Over the past years, Sonia has taught me three important lessons:

• First, to be less of a perfectionist. Although she regularly berated herself for her carelessness–her clothes, she claimed, had been stained before the onset of macular degeneration–she nightly argued that it would get harder and harder for me to meet my high standards as I aged. And so, as she taught me to be easier on myself, I was able to be easier on her. I was grateful to Joe Doyle for washing her glasses and plates before the dinner parties she loved to give. But when I came by myself after work, I ate the food she cooked–badly–on her stained dishes, and it felt like my small return gift for the important lesson she was teaching me.

• Second, to treat the world as if it is benign. Sonia knew as much as anyone that it isn’t benign. Yet she refused to act out of caution and suspicion. Maybe she was counter-phobic–the way she left her door unlocked, and went out without her keys or purse or both. She didn’t go to doctors, and when she finally did, she wondered if she might have escaped illness had she stayed away. Although I thought her time had come, I also believed that, in her studied innocence, she had created a circle of goodness around herself, from her relatives and friends and Russian students, to the door-men and building superintendent and neighbors at 31 East 12th, all of whom looked after her, to the strangers in New York and in Europe, who lent her money, hoisted her bag or suitcase, or helped steer her to the right subway or train.

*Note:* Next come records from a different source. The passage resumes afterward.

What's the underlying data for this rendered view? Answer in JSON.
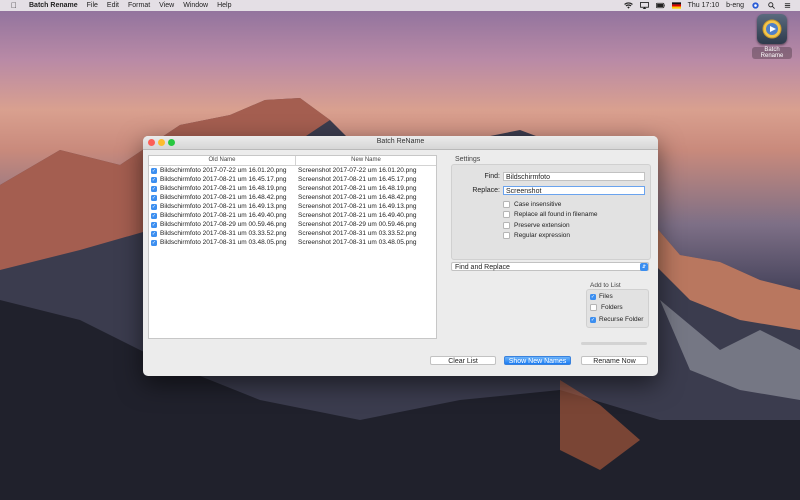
{
  "menubar": {
    "app_name": "Batch Rename",
    "items": [
      "File",
      "Edit",
      "Format",
      "View",
      "Window",
      "Help"
    ],
    "clock": "Thu 17:10",
    "user": "b-eng"
  },
  "desktop_icon": {
    "label": "Batch Rename"
  },
  "window": {
    "title": "Batch ReName",
    "table": {
      "col_old": "Old Name",
      "col_new": "New Name",
      "rows": [
        {
          "old": "Bildschirmfoto 2017-07-22 um 16.01.20.png",
          "new": "Screenshot  2017-07-22 um 16.01.20.png"
        },
        {
          "old": "Bildschirmfoto 2017-08-21 um 16.45.17.png",
          "new": "Screenshot  2017-08-21 um 16.45.17.png"
        },
        {
          "old": "Bildschirmfoto 2017-08-21 um 16.48.19.png",
          "new": "Screenshot  2017-08-21 um 16.48.19.png"
        },
        {
          "old": "Bildschirmfoto 2017-08-21 um 16.48.42.png",
          "new": "Screenshot  2017-08-21 um 16.48.42.png"
        },
        {
          "old": "Bildschirmfoto 2017-08-21 um 16.49.13.png",
          "new": "Screenshot  2017-08-21 um 16.49.13.png"
        },
        {
          "old": "Bildschirmfoto 2017-08-21 um 16.49.40.png",
          "new": "Screenshot  2017-08-21 um 16.49.40.png"
        },
        {
          "old": "Bildschirmfoto 2017-08-29 um 00.59.46.png",
          "new": "Screenshot  2017-08-29 um 00.59.46.png"
        },
        {
          "old": "Bildschirmfoto 2017-08-31 um 03.33.52.png",
          "new": "Screenshot  2017-08-31 um 03.33.52.png"
        },
        {
          "old": "Bildschirmfoto 2017-08-31 um 03.48.05.png",
          "new": "Screenshot  2017-08-31 um 03.48.05.png"
        }
      ]
    },
    "settings": {
      "title": "Settings",
      "find_label": "Find:",
      "find_value": "Bildschirmfoto",
      "replace_label": "Replace:",
      "replace_value": "Screenshot",
      "options": [
        "Case insensitive",
        "Replace all found in filename",
        "Preserve extension",
        "Regular expression"
      ]
    },
    "mode_select": {
      "value": "Find and Replace"
    },
    "add_to_list": {
      "title": "Add to List",
      "files": "Files",
      "folders": "Folders",
      "recurse": "Recurse Folder"
    },
    "buttons": {
      "clear": "Clear List",
      "show": "Show New Names",
      "rename": "Rename Now"
    }
  }
}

• Third, and finally, I learned from Sonia what a wonderful thing it is to be able to love to the very end of life. We had a regular point of banter, Sonia and I. She would disparage her dog: Polka was passive, undemanding, content to live with a woman who did little of interest from the point of view of a dog of any worth. I would counter that she didn’t deserve a dog like Polka, who was loyal and loving and glad to be with her.

One day about a month ago, when Sonia had returned from her second trip to the hospital and was back in the metal bed that had been installed in the living room, I walked in to find Polka lying in her arms. The dog’s head was in the crook of her neck, like a lover, snuggling. Sonia had her fingers in Polka’s black curls, and I knew that, whatever she might have said, she felt how much the dog loved her, and she had given in to her love for the dog.

Sonia was a loving woman these last weeks. I know she let herself cry with Muki when she realized that the backache that had plagued her all winter was cancer. As her Viennese irony and independence slipped away, a word or gesture conveyed how pleased she was to see each of us, and how much she needed us. When Marjorie King came to take devoted care of her, as if she herself had been blessed with years of Sonia’s edgy warmth, Sonia would call out, "Marjorie!" just to make sure Marjorie was near. She was beautiful, and somehow elegant, lying there, with that inch-wide crown of white hair that had finally grown under the honey-colored dye.

Last Thursday, I came to see her for what I knew would be the last time. At first, I didn’t think she was even conscious of my presence–she had receded too far from life. But when I kissed her forehead, a smile of rapture crossed her bony face, and she reached out to embrace me.

May we each of us give so much at our hour of death!